Notodiaphana fragilis

Scientific classification
- Kingdom: Animalia
- Phylum: Mollusca
- Class: Gastropoda
- Order: Cephalaspidea
- Superfamily: Cylichnoidea
- Family: Notodiaphanidae Thiele, 1931
- Genus: Notodiaphana Thiele, 1917
- Species: N. fragilis
- Binomial name: Notodiaphana fragilis Vélain, 1877^{[citation needed]}

= Notodiaphana fragilis =

- Authority: Vélain, 1877
- Parent authority: Thiele, 1917

Species of gastropod

Notodiaphana fragilis is a species of marine snail, gastropod mollusk in the clade Architectibranchia.

Notodiaphana fragilis is the only species in the genus Notodiaphana. Genus Notodiaphana is the only genus in the family Notodiaphanidae.

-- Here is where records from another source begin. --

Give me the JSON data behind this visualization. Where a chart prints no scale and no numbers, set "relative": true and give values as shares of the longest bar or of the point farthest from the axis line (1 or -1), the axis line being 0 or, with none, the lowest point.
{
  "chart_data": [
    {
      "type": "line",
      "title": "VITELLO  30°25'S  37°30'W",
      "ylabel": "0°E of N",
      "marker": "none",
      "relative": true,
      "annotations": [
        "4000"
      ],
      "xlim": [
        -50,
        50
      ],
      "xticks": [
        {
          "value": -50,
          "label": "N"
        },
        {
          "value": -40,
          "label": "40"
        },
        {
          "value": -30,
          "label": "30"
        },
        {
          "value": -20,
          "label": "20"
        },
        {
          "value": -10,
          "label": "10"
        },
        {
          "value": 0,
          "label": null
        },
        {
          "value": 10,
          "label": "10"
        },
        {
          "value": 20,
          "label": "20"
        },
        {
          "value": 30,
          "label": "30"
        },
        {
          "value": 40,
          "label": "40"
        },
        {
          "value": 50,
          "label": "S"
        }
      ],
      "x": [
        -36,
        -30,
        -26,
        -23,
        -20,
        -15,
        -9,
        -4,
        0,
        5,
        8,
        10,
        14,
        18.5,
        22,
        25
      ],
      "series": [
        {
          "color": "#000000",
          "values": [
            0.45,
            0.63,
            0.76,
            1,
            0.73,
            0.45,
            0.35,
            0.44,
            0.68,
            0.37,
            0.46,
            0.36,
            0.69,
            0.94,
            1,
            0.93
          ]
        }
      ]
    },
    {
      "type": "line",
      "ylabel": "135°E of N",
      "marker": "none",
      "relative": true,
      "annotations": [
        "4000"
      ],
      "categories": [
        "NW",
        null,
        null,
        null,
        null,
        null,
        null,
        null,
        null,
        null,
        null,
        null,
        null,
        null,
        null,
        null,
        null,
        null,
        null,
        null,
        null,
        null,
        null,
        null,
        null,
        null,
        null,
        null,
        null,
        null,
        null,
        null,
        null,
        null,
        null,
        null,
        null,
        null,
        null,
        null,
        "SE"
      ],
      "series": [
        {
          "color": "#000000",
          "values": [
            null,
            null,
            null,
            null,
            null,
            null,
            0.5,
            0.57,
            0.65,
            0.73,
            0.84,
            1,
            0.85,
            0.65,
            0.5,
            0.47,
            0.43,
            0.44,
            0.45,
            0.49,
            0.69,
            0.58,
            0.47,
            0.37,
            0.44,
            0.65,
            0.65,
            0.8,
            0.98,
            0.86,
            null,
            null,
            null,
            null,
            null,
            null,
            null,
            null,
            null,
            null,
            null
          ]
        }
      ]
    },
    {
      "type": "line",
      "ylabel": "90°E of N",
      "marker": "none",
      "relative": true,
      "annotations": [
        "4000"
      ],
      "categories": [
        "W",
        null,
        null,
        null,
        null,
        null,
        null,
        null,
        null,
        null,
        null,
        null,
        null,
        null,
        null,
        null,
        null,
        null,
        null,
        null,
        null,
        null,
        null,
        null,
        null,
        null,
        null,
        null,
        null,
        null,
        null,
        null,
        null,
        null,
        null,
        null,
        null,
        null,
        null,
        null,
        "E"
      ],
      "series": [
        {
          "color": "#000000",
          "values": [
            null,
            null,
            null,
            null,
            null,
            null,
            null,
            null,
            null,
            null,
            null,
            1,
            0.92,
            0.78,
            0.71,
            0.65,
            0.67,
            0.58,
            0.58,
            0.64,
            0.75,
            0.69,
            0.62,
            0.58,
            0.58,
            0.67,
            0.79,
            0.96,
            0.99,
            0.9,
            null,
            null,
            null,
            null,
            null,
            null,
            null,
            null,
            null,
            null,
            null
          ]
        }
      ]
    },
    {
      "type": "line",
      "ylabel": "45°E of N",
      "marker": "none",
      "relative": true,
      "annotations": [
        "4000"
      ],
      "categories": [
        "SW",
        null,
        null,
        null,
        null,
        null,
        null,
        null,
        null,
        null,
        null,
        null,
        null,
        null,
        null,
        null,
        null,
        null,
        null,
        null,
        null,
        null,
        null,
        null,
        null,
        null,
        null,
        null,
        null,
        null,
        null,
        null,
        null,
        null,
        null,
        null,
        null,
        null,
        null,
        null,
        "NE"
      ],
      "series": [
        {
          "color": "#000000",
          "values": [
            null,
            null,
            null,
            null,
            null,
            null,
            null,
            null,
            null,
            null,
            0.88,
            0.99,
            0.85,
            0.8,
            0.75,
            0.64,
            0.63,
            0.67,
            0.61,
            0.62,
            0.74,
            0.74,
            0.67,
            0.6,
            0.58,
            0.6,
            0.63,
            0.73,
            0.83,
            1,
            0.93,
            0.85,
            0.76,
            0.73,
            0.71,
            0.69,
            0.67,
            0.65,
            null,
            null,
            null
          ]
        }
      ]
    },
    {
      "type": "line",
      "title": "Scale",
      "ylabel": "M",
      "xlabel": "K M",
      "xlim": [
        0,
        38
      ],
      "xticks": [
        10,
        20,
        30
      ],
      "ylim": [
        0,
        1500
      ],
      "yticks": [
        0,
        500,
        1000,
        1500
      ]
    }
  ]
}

It has been classified in the superfamily Diaphanoidea.

==Shell description==
The little-known species have small, flimsy, almost globular shells, known as paper bubble shells.

The shell is minute, thin, fragile, colorless to translucent, and usually less than 5 mm in size. The overall shape is ovate, pear-shaped, and bulbous. There is a sunken apex.

The shells resemble those of the genus Haminoea.

== Distribution ==
The distribution of Notodiaphana fragilis includes the Indian Ocean.

==Ecology==
This species occur in the sublittoral to abyssal zones.